According to B’Tselem, the residents of the community have no alternative housing or place to live. As they earn their living tending sheep, in springtime, some of the residents lead the flocks to pasture in the Ramallah area, while the rest of the population stays behind. Eight years ago, Israeli security forces began restricting the movement of the community’s shepherds, prohibiting them to come any nearer than one kilometer to the settlement of Mitzpe Yeriho.

Khalil Hamdan, a resident of Wadi al-Qatif, and two community children (Photo: B'Tselem)

Khalil Hamdan, a resident of Wadi al-Qatif, and two community children (Photo: B’Tselem)

In 2012, the occupation Administration issued demolition orders for “construction without a permit” for all structures in Wadi al-Qatif. The residents turned to Att. Shlomo Lecker, who added the community to the petition he had already filed to the High Court of Justice to countermand demolition orders issued for other Bedouin communities in the area. In November 2012, the High Court of Justice issued an interim injunction that prohibited further demolition pending the state’s response to the petition. The state repeatedly postponed its response. At a session of the High Court on 24 April 2014, the state said it is interested in “relocating” the community to the region of Nu’eimeh, north-west of Jericho, where it plans to settle thousands of other Bedouins from the vicinity.
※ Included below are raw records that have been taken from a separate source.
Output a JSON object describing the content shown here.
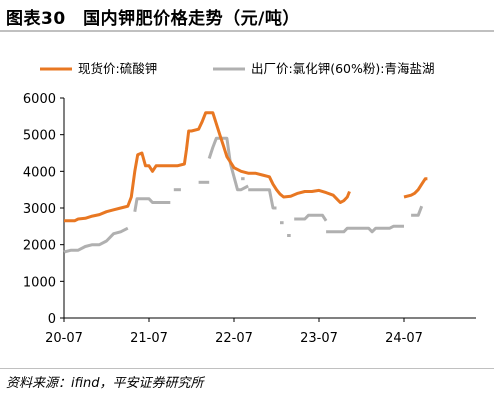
{
  "figure": {
    "title": "图表30　国内钾肥价格走势（元/吨）",
    "source": "资料来源：ifind，平安证券研究所"
  },
  "chart_data": {
    "type": "line",
    "title": "",
    "xlabel": "",
    "ylabel": "",
    "ylim": [
      0,
      6000
    ],
    "yticks": [
      0,
      1000,
      2000,
      3000,
      4000,
      5000,
      6000
    ],
    "xtick_labels": [
      "20-07",
      "21-07",
      "22-07",
      "23-07",
      "24-07"
    ],
    "x_unit": "months since 2020-07",
    "xlim": [
      0,
      53
    ],
    "legend_position": "top",
    "grid": false,
    "series": [
      {
        "name": "现货价:硫酸钾",
        "color": "#E87722",
        "points": [
          [
            0,
            2650
          ],
          [
            1.5,
            2650
          ],
          [
            2,
            2700
          ],
          [
            3,
            2720
          ],
          [
            4,
            2780
          ],
          [
            5,
            2820
          ],
          [
            6,
            2900
          ],
          [
            7,
            2950
          ],
          [
            8,
            3000
          ],
          [
            9,
            3050
          ],
          [
            9.5,
            3300
          ],
          [
            10,
            4000
          ],
          [
            10.4,
            4450
          ],
          [
            11,
            4500
          ],
          [
            11.5,
            4150
          ],
          [
            12,
            4150
          ],
          [
            12.5,
            4000
          ],
          [
            13,
            4150
          ],
          [
            14,
            4150
          ],
          [
            15,
            4150
          ],
          [
            16,
            4150
          ],
          [
            17,
            4200
          ],
          [
            17.3,
            4600
          ],
          [
            17.6,
            5100
          ],
          [
            18,
            5100
          ],
          [
            19,
            5150
          ],
          [
            19.5,
            5350
          ],
          [
            20,
            5600
          ],
          [
            21,
            5600
          ],
          [
            21.5,
            5300
          ],
          [
            22,
            5000
          ],
          [
            22.5,
            4700
          ],
          [
            23,
            4400
          ],
          [
            23.5,
            4250
          ],
          [
            24,
            4100
          ],
          [
            25,
            4000
          ],
          [
            26,
            3950
          ],
          [
            27,
            3950
          ],
          [
            28,
            3900
          ],
          [
            29,
            3850
          ],
          [
            29.5,
            3650
          ],
          [
            30,
            3500
          ],
          [
            30.5,
            3380
          ],
          [
            31,
            3300
          ],
          [
            32,
            3320
          ],
          [
            33,
            3400
          ],
          [
            34,
            3450
          ],
          [
            35,
            3450
          ],
          [
            36,
            3480
          ],
          [
            37,
            3420
          ],
          [
            38,
            3350
          ],
          [
            38.5,
            3250
          ],
          [
            39,
            3150
          ],
          [
            39.5,
            3200
          ],
          [
            40,
            3300
          ],
          [
            40.3,
            3450
          ]
        ],
        "segment2": [
          [
            48,
            3300
          ],
          [
            49,
            3350
          ],
          [
            49.5,
            3400
          ],
          [
            50,
            3500
          ],
          [
            50.5,
            3650
          ],
          [
            51,
            3800
          ],
          [
            51.3,
            3800
          ]
        ]
      },
      {
        "name": "出厂价:氯化钾(60%粉):青海盐湖",
        "color": "#B0B0B0",
        "segments": [
          [
            [
              0,
              1800
            ],
            [
              1,
              1850
            ],
            [
              2,
              1850
            ],
            [
              3,
              1950
            ],
            [
              4,
              2000
            ],
            [
              5,
              2000
            ],
            [
              6,
              2100
            ],
            [
              7,
              2300
            ],
            [
              8,
              2350
            ],
            [
              9,
              2450
            ]
          ],
          [
            [
              10,
              2900
            ],
            [
              10.3,
              3250
            ],
            [
              12,
              3250
            ],
            [
              12.5,
              3150
            ],
            [
              15,
              3150
            ]
          ],
          [
            [
              15.5,
              3500
            ],
            [
              16.5,
              3500
            ]
          ],
          [
            [
              19,
              3700
            ],
            [
              20.5,
              3700
            ]
          ],
          [
            [
              20.5,
              4350
            ],
            [
              21,
              4650
            ],
            [
              21.5,
              4900
            ],
            [
              23,
              4900
            ],
            [
              23.5,
              4200
            ],
            [
              24.5,
              3500
            ],
            [
              25,
              3500
            ],
            [
              26,
              3600
            ]
          ],
          [
            [
              25,
              3800
            ],
            [
              25.5,
              3800
            ]
          ],
          [
            [
              26,
              3500
            ],
            [
              29,
              3500
            ],
            [
              29.5,
              3000
            ],
            [
              30,
              3000
            ]
          ],
          [
            [
              30.5,
              2600
            ],
            [
              31,
              2600
            ]
          ],
          [
            [
              31.5,
              2250
            ],
            [
              32,
              2250
            ]
          ],
          [
            [
              32.5,
              2700
            ],
            [
              34,
              2700
            ],
            [
              34.5,
              2800
            ],
            [
              36.5,
              2800
            ],
            [
              37,
              2650
            ]
          ],
          [
            [
              37,
              2350
            ],
            [
              39.5,
              2350
            ],
            [
              40,
              2450
            ],
            [
              43,
              2450
            ],
            [
              43.5,
              2350
            ],
            [
              44,
              2450
            ],
            [
              46,
              2450
            ],
            [
              46.5,
              2500
            ],
            [
              48,
              2500
            ]
          ],
          [
            [
              49,
              2800
            ],
            [
              50,
              2800
            ],
            [
              50.5,
              3050
            ]
          ]
        ]
      }
    ]
  }
}
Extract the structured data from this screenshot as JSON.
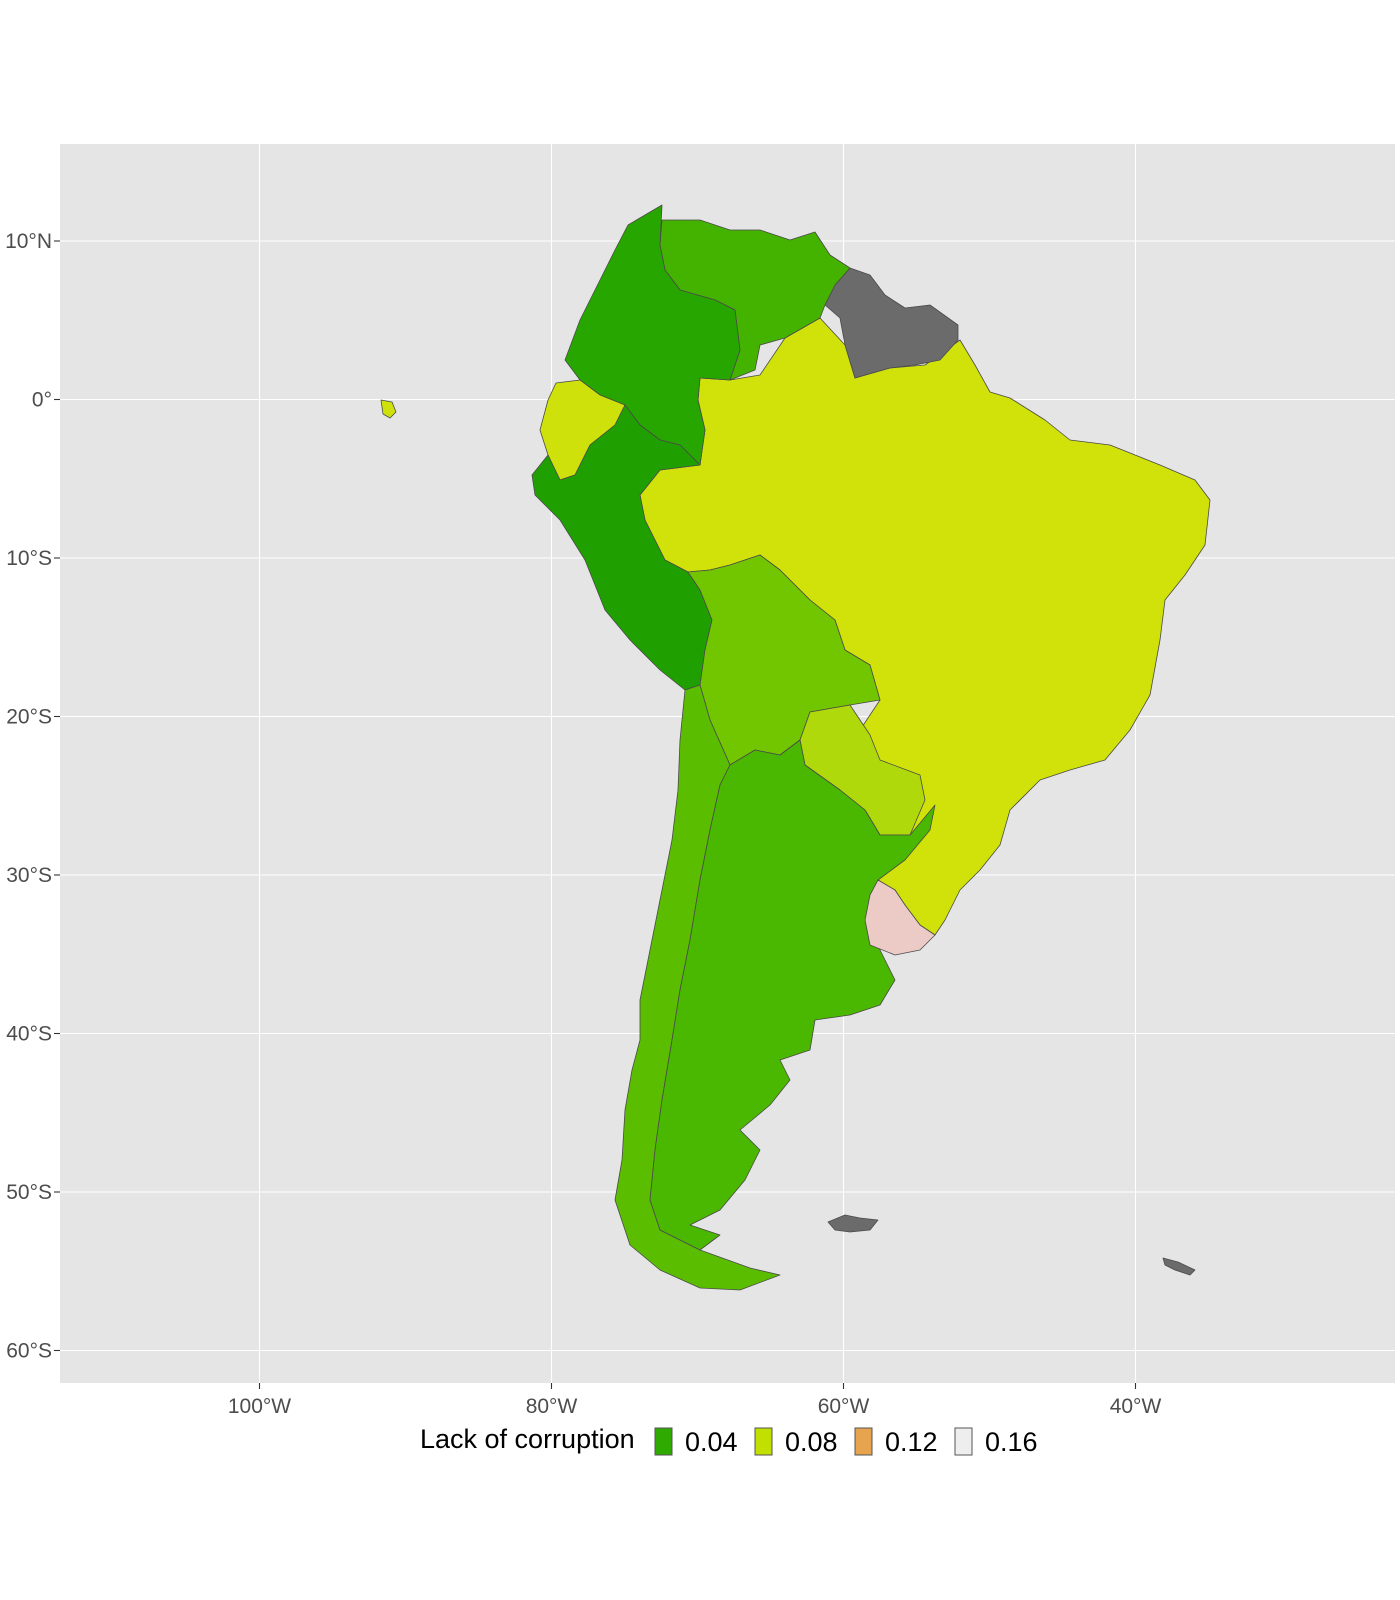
{
  "chart_data": {
    "type": "choropleth",
    "title": "",
    "xlabel": "",
    "ylabel": "",
    "xlim": [
      -113,
      -22
    ],
    "ylim": [
      -62,
      16
    ],
    "grid": true,
    "x_ticks": [
      {
        "value": -100,
        "label": "100°W"
      },
      {
        "value": -80,
        "label": "80°W"
      },
      {
        "value": -60,
        "label": "60°W"
      },
      {
        "value": -40,
        "label": "40°W"
      }
    ],
    "y_ticks": [
      {
        "value": 10,
        "label": "10°N"
      },
      {
        "value": 0,
        "label": "0°"
      },
      {
        "value": -10,
        "label": "10°S"
      },
      {
        "value": -20,
        "label": "20°S"
      },
      {
        "value": -30,
        "label": "30°S"
      },
      {
        "value": -40,
        "label": "40°S"
      },
      {
        "value": -50,
        "label": "50°S"
      },
      {
        "value": -60,
        "label": "60°S"
      }
    ],
    "legend": {
      "title": "Lack of corruption",
      "placement": "bottom",
      "entries": [
        {
          "label": "0.04",
          "color": "#2eaa00"
        },
        {
          "label": "0.08",
          "color": "#c2e000"
        },
        {
          "label": "0.12",
          "color": "#e8a34f"
        },
        {
          "label": "0.16",
          "color": "#eeeeee"
        }
      ]
    },
    "colors": {
      "panel": "#e5e5e5",
      "grid": "#ffffff",
      "na": "#6b6b6b"
    },
    "regions": [
      {
        "id": "colombia",
        "color": "#27a600"
      },
      {
        "id": "venezuela",
        "color": "#44b300"
      },
      {
        "id": "guianas",
        "color": "#6b6b6b"
      },
      {
        "id": "ecuador",
        "color": "#cfe10a"
      },
      {
        "id": "peru",
        "color": "#1fa000"
      },
      {
        "id": "brazil",
        "color": "#d0e20a"
      },
      {
        "id": "bolivia",
        "color": "#72c600"
      },
      {
        "id": "paraguay",
        "color": "#afd90a"
      },
      {
        "id": "chile",
        "color": "#5bbd00"
      },
      {
        "id": "argentina",
        "color": "#4ab700"
      },
      {
        "id": "uruguay",
        "color": "#eccac6"
      },
      {
        "id": "falklands",
        "color": "#6b6b6b"
      },
      {
        "id": "south-georgia",
        "color": "#6b6b6b"
      },
      {
        "id": "galapagos",
        "color": "#cfe10a"
      }
    ]
  }
}
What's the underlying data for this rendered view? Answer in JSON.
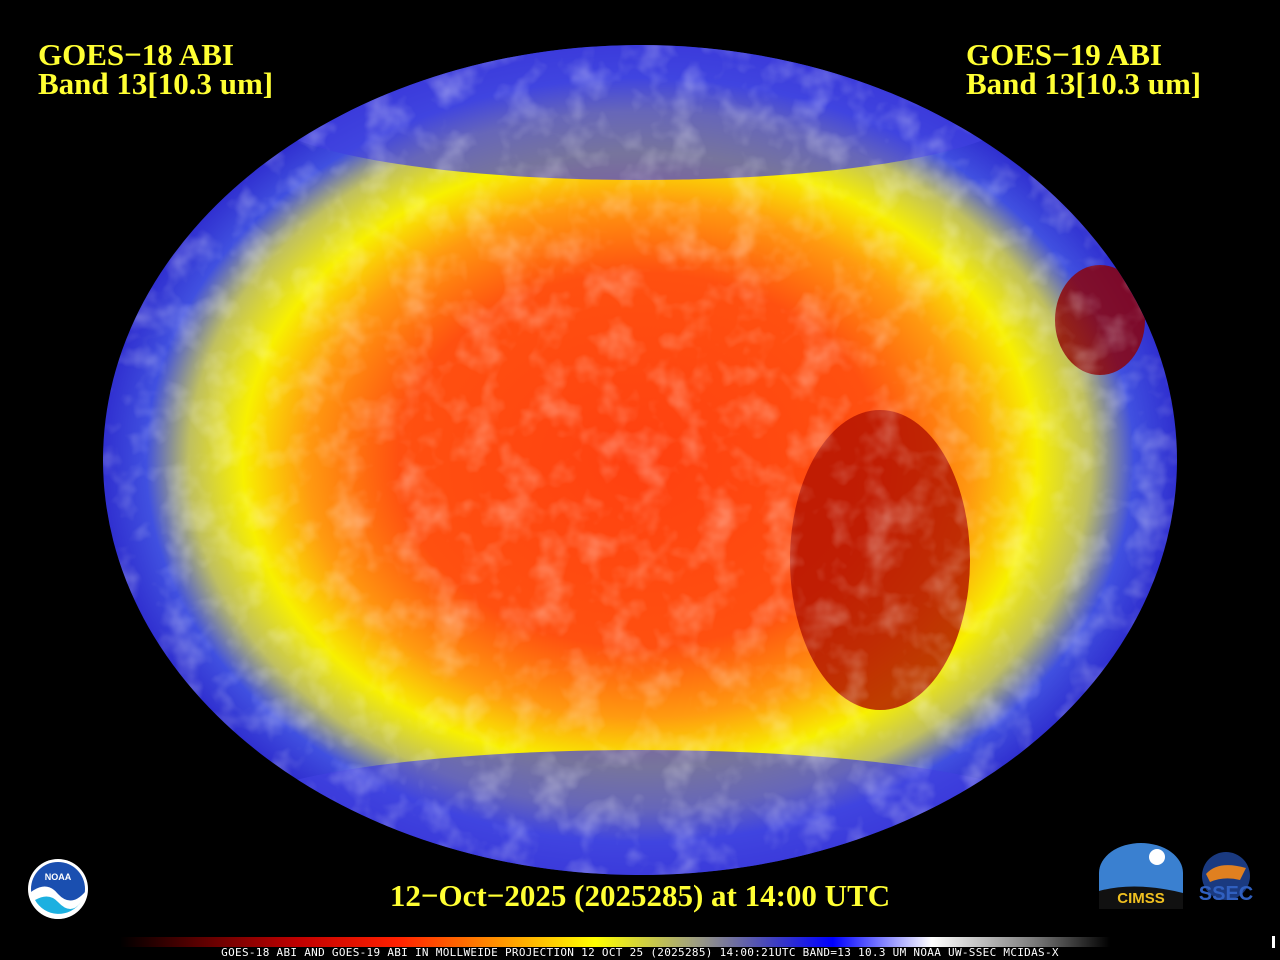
{
  "header": {
    "left": {
      "line1": "GOES−18 ABI",
      "line2": "Band 13[10.3 um]"
    },
    "right": {
      "line1": "GOES−19 ABI",
      "line2": "Band 13[10.3 um]"
    }
  },
  "date_label": "12−Oct−2025 (2025285) at 14:00 UTC",
  "caption": "GOES-18 ABI AND GOES-19 ABI IN MOLLWEIDE PROJECTION 12 OCT 25 (2025285) 14:00:21UTC BAND=13 10.3 UM NOAA UW-SSEC MCIDAS-X",
  "map": {
    "projection": "Mollweide",
    "band": "13",
    "wavelength": "10.3 um"
  },
  "logos": {
    "noaa": "NOAA",
    "cimss": "CIMSS",
    "ssec": "SSEC"
  },
  "colors": {
    "title": "#ffff33",
    "background": "#000000",
    "warm": "#ff3000",
    "cold": "#2020ff"
  }
}
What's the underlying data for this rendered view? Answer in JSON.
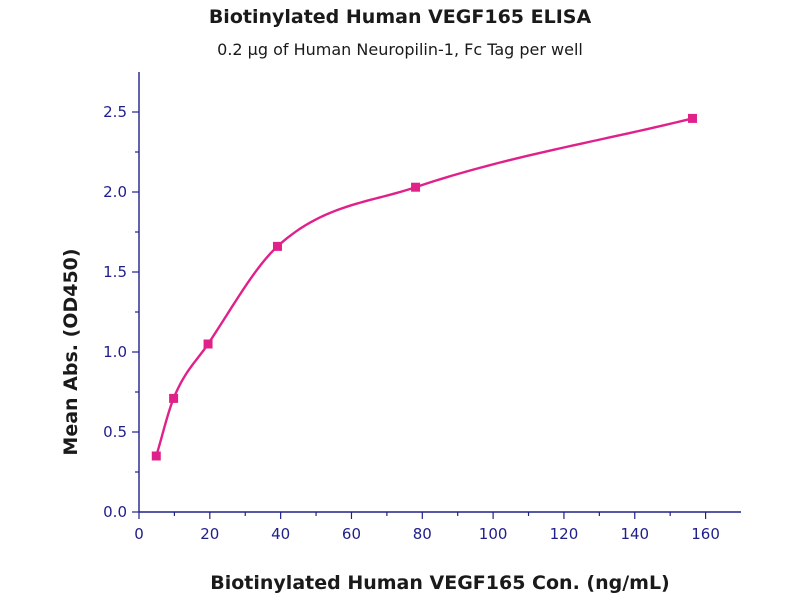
{
  "chart_data": {
    "type": "scatter",
    "title": "Biotinylated Human VEGF165 ELISA",
    "subtitle": "0.2 μg of Human Neuropilin-1, Fc Tag per well",
    "xlabel": "Biotinylated Human VEGF165 Con. (ng/mL)",
    "ylabel": "Mean Abs. (OD450)",
    "xlim": [
      0,
      170
    ],
    "ylim": [
      0,
      2.75
    ],
    "xticks": [
      0,
      20,
      40,
      60,
      80,
      100,
      120,
      140,
      160
    ],
    "yticks": [
      0.0,
      0.5,
      1.0,
      1.5,
      2.0,
      2.5
    ],
    "xtick_labels": [
      "0",
      "20",
      "40",
      "60",
      "80",
      "100",
      "120",
      "140",
      "160"
    ],
    "ytick_labels": [
      "0.0",
      "0.5",
      "1.0",
      "1.5",
      "2.0",
      "2.5"
    ],
    "grid": false,
    "series": [
      {
        "x": [
          4.88,
          9.77,
          19.5,
          39.1,
          78.1,
          156.3
        ],
        "y": [
          0.35,
          0.71,
          1.05,
          1.66,
          2.03,
          2.46
        ],
        "marker": "square",
        "fit_curve": true,
        "color": "#e0218a"
      }
    ],
    "axis_color": "#20208a"
  }
}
Justice Uzi Fogelman instructed the attorney representing the Civil Administration to have a concrete plan for resettling the community submitted to Att. Lecker within a week. However, on 28 April 2014, four days after the court session, while the court and the community’s legal counsel were waiting to receive the plan, representatives of the military and the Civil Administration arrived at Wadi al-Qatif and served eviction orders to four families comprised of 35 individuals, including 15 minors. The order stated the families must vacate the premises within 48 hours because they are in a “closed military zone designated for training.” Attempts to expel the members of Wadi al-Qatif from their site of residence are part and parcel of the Israeli endeavors to expel – on a variety of pretexts – thousands of Palestinians who live in dozens of communities throughout Area C. In the Ma’ale Adumim-Jericho area, these endeavors may be seen in the Civil Administration plan to establish “permanent sites” for the relocation of Palestinian Arab-Bedouin communities in the occupied West Bank.